Before you know what kindness really is

you must lose things,

feel the future dissolve in a moment

like salt in a weakened broth.

What you held in your hand,

what you counted and carefully saved,

all this must go so you know

how desolate the landscape can be

between the regions of kindness.

How you ride and ride

thinking the bus will never stop,

the passengers eating maize and chicken

will stare out the window forever.


Before you learn the tender gravity of kindness,

you must travel where the Indian in a white poncho

lies dead by the side of the road.

You must see how this could be you,

how he too was someone

who journeyed through the night with plans

and the simple breath that kept him alive.


Before you know kindness as the deepest thing inside,

you must know sorrow as the other deepest thing.

You must wake up with sorrow.

You must speak to it till your voice

catches the thread of all sorrows

and you see the size of the cloth.


Then it is only kindness that makes sense anymore,

only kindness that ties your shoes

and sends you out into the day to gaze at bread,

only kindness that raises its head

from the crowd of the world to say

It is I you have been looking for,

and then goes with you everywhere

like a shadow or a friend.

-Naomi Shihab Nye

December 25, 2020

August 6, 2020

9 years


He died 9 years ago. In my heart, I believe that he was holding on as much as I was fighting to keep him inside of me. He wasn't ready to leave my body. And suddenly, within less than a few hours from the doctor's last check-up, I developed a fever and i was told he had to come out. I remember the doctor's words — There isn't anything more we can do. It was seeing the end before the end. It was the most terrifying feeling in the world. 

In that moment, after all those days and nights of trying desperately to keep him inside my body and advocating for him, I just went quiet. I lost my voice, my strength and myself.

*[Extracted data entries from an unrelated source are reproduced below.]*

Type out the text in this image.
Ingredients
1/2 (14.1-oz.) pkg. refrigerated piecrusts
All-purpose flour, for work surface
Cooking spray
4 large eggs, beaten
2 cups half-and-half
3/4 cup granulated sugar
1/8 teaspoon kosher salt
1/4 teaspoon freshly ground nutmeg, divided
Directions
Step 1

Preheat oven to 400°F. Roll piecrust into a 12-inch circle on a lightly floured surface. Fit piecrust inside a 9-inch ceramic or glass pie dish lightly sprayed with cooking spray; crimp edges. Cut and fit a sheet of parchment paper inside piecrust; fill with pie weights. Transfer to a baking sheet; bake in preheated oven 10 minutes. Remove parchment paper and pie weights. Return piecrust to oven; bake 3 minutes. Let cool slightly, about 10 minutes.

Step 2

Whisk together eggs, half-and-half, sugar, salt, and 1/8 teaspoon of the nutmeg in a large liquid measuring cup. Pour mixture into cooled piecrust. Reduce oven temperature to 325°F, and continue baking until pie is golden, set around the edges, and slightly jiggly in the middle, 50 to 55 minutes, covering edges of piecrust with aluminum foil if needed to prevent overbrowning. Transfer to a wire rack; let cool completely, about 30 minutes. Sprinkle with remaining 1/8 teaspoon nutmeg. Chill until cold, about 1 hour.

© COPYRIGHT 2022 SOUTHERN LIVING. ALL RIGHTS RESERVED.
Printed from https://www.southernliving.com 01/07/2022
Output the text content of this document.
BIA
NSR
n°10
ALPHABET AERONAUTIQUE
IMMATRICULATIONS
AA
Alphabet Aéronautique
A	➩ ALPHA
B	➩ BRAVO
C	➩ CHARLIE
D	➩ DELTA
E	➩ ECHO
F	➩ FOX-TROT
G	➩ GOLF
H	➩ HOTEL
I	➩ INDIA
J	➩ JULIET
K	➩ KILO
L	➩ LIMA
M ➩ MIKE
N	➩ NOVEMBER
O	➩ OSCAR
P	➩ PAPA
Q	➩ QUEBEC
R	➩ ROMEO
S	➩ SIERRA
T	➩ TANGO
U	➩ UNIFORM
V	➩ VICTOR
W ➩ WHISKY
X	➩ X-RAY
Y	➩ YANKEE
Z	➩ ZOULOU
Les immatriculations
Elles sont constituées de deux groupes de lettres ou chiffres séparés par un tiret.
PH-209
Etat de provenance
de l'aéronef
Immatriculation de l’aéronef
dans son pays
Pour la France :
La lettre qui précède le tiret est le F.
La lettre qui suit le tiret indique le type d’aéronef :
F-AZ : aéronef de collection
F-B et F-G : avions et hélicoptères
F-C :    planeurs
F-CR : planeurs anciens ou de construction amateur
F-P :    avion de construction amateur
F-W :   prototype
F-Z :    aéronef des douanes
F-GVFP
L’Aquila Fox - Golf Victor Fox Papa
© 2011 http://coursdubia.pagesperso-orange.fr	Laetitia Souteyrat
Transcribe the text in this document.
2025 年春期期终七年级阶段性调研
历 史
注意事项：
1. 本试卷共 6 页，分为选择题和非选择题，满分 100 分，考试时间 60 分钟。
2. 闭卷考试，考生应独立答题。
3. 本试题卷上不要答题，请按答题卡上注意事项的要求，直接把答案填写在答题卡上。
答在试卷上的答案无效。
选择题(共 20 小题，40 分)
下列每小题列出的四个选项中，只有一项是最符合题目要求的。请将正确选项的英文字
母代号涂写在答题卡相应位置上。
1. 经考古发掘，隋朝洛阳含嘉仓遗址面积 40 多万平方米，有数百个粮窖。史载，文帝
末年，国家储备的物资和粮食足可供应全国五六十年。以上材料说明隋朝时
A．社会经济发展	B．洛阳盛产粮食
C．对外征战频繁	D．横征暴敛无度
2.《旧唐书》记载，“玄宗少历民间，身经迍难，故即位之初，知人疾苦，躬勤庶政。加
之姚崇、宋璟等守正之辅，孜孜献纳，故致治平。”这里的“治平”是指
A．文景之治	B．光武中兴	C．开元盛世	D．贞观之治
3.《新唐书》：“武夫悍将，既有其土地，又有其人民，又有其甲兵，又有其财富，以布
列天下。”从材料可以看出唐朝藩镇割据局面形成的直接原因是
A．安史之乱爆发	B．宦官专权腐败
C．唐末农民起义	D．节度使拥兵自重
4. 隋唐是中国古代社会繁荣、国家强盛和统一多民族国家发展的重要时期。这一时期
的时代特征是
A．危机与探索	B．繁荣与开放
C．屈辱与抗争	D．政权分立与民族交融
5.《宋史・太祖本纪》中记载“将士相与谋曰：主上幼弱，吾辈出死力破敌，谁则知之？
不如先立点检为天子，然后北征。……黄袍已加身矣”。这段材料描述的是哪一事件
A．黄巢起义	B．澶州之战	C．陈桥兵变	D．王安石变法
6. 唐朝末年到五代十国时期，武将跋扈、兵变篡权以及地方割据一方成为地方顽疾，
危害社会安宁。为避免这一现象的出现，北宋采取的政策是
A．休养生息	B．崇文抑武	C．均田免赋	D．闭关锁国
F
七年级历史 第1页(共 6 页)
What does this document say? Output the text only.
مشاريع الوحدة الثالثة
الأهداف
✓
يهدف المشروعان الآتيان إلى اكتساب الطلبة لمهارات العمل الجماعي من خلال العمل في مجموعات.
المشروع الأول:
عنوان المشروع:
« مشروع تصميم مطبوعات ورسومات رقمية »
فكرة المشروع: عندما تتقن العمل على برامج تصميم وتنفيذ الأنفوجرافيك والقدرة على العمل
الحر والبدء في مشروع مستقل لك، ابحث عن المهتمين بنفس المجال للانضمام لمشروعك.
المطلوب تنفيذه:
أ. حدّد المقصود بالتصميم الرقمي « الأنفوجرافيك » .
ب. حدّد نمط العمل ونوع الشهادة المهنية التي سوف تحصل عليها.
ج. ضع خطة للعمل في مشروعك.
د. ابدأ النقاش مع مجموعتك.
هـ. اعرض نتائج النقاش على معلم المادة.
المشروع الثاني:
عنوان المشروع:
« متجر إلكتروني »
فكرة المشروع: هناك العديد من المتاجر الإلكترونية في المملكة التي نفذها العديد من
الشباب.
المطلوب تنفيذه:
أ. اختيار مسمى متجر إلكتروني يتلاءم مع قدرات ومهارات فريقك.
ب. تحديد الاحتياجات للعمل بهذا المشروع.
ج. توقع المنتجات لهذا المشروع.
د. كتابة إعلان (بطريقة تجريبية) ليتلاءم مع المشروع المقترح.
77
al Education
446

I remember rubbing my tummy incessantly in concentrated circles trying to process "the end before the end". I wondered if he knew something was wrong? Surely he felt my heart beating faster and faster. Surely he heard our pleads and cries, mine, his father's and his grandparents? Did he hear the words i whispered through my whole body over and over, "i'm sorry, i'm so sorry."

It was the most helpless feeling I have ever known in my whole life. I was given no choice, no option but to let him go and i couldn't do anything to stop it.

But when he died, I never let go. Nine Augusts have past and i still haven't let go. I just like knowing that i'm going to always hold on to him, keep him close in any way that i can, until i go myself.

This year, we did not get to do anything to remember him. I spent all of August 6 in the hospital where i received an acute lymphoblastic leukemia diagnosis. I've been in the hospital ever since. 

There are so many feelings in August. It's his month, his season. His. Always.

*

For Liam. I love you and miss you every single day.